We had a lovely evening, and the next day I awoke feeling better about us than I had in recent memory. We were renewed, alive, in love again. We approached sex with a refreshed vigor, and the results, as it turns out, may be disastrous.

That Sunday, as I reached climax, I was gripped by the "thunderclap," a term I'd read over and over again as I became addicted to internet searches on the topic. It was a pain I'd never experienced before, sudden, intense, immobilizing...in that moment of pain-induced delerium, I could see Joe Pesci in that scene from Casino, crushing a man's head in a vise, and my only thought was "this is how that must feel."

I collapsed onto the bed holding my head, unable to move or to answer the simple questions my panicked husband was throwing at me. It was blesssedly short-lived, and though I experienced a dull throbbing the rest of the day, that level of intensity passed within the half hour. It nagged at me the rest of the day. The hypochondriac I'd always been, her voice long silenced by a vegetarian diet, strict exercise regimen and yes, a little better-living-through-chemistry, was once again whispering in my ear.

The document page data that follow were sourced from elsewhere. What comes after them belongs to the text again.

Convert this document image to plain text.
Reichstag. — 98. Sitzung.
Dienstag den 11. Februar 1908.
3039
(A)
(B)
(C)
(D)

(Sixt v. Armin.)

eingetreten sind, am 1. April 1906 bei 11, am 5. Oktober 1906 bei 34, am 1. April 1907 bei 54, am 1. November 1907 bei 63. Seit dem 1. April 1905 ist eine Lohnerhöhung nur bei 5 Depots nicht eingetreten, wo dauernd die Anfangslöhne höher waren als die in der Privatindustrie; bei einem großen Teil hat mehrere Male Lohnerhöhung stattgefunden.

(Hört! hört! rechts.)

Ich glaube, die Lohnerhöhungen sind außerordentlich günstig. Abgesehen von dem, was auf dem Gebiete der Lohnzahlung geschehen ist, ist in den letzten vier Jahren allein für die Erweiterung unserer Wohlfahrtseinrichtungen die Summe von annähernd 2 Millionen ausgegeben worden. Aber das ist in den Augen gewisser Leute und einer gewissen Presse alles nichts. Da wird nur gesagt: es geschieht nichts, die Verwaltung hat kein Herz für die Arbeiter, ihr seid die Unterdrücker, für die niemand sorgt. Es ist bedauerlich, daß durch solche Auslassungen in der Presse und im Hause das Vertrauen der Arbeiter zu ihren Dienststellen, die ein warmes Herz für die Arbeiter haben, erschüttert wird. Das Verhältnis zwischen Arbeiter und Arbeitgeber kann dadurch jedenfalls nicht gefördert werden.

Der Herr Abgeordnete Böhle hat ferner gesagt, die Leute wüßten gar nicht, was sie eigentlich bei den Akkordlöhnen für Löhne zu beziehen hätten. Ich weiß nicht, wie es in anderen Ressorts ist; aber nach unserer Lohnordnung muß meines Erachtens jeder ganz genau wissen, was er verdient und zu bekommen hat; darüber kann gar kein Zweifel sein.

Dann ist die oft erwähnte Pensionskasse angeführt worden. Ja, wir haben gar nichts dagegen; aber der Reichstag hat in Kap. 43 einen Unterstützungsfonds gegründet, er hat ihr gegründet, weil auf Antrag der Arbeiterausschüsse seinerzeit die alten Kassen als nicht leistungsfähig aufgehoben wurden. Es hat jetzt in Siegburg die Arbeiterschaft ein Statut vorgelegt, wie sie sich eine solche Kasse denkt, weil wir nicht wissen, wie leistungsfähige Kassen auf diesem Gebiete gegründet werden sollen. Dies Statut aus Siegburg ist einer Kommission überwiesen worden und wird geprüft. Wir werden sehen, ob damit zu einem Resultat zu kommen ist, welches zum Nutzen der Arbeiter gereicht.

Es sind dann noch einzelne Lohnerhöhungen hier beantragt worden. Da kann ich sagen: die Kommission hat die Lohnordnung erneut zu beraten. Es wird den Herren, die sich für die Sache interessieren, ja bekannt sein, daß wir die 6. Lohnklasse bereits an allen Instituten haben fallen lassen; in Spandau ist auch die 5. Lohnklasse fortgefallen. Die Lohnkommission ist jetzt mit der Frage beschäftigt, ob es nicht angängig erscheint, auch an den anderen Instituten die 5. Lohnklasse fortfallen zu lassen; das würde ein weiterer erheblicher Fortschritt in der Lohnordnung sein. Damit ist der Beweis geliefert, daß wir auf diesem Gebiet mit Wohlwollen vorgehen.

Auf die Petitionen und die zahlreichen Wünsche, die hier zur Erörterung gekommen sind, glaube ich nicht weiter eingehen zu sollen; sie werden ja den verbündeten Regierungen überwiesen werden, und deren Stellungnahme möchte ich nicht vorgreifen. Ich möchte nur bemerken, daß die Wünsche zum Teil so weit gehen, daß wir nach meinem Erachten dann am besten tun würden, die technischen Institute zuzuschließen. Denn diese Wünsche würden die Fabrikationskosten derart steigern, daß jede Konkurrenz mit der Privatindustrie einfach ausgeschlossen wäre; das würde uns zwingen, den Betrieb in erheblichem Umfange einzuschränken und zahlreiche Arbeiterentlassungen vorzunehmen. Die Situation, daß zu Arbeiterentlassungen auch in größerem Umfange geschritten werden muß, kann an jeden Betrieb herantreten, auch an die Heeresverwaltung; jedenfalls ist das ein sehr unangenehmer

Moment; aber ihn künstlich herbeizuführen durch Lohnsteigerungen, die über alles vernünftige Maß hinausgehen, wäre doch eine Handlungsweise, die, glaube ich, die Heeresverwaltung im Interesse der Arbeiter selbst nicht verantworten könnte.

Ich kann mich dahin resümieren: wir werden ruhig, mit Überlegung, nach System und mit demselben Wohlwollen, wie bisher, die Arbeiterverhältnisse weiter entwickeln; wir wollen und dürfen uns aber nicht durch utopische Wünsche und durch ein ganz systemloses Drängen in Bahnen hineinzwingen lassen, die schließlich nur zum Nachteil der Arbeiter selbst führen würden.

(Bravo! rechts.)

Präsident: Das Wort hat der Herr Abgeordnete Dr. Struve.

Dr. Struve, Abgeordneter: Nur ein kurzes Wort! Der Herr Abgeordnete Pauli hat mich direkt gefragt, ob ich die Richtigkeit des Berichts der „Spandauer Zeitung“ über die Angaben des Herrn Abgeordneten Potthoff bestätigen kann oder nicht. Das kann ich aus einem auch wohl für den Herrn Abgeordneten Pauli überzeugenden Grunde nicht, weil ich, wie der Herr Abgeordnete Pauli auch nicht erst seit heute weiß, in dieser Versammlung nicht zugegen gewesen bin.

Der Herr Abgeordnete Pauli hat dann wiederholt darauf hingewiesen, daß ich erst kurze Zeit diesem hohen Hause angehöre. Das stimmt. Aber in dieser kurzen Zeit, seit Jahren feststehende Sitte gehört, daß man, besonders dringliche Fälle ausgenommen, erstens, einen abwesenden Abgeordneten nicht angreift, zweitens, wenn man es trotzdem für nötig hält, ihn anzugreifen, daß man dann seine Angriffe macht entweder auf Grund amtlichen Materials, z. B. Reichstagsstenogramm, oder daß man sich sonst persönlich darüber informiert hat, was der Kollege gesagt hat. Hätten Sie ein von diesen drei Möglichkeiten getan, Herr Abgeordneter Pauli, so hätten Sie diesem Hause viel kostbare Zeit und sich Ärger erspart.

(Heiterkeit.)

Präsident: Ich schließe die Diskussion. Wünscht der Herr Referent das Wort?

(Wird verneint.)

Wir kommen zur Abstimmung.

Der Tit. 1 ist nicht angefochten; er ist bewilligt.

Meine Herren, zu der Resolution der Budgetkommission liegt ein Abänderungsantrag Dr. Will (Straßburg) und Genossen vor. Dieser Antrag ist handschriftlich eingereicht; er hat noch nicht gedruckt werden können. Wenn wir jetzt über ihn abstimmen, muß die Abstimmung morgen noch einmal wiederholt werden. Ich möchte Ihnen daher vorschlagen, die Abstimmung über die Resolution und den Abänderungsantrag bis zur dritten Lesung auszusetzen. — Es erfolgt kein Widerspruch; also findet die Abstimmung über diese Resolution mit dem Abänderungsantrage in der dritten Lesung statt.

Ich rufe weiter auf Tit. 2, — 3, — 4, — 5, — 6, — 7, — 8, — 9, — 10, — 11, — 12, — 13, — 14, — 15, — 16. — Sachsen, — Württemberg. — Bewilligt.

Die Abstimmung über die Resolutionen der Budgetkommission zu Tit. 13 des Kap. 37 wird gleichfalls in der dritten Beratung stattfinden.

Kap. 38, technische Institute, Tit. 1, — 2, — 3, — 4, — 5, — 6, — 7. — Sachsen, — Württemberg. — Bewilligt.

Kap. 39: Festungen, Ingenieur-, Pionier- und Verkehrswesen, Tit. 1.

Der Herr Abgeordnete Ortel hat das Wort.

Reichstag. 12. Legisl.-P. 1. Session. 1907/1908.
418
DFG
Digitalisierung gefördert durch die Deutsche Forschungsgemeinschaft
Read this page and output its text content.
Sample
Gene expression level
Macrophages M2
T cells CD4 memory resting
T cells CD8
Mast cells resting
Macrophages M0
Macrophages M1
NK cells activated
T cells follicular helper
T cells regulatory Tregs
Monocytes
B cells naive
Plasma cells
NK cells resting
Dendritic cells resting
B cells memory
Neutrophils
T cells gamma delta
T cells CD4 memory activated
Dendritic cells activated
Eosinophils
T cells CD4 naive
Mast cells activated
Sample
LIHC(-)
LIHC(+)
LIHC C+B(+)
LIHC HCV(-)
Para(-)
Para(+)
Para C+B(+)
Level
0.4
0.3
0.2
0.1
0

Monday felt normal, and I decided I would quell the unease by getting back on the horse, so to speak. Alas, it was not to be. Once again, with orgasm came the pain, and concern gave way to distress. Jack, normally the optimistic voice of reason, compounded my panic with his own, grabbing the laptop and quickly searching for my symptoms. While coital cephalgia is almost always benign, it can indicate a brain bleed, especially when they are a new occurrence.

A trip to the ER, a CT scan and spinal tap later, I was assured I was not suffering impending death from a ruptured aneurism. My scan was, in fact, "mostly" normal. Upon discharge, I was informed that I had a 3 mm meningioma, and I should get an MRI. Despite my dedication to the hypochondriac lifestyle, it was a term of which I was ignorant. I left the hospital feeling reassured, trying to figure out when I might get around to an MRI, deciding it was best to wait until after my tummy-tuck surgery, schedule for two weeks later. After all, the ER doc wasn't terribly concerned, how bad could it be?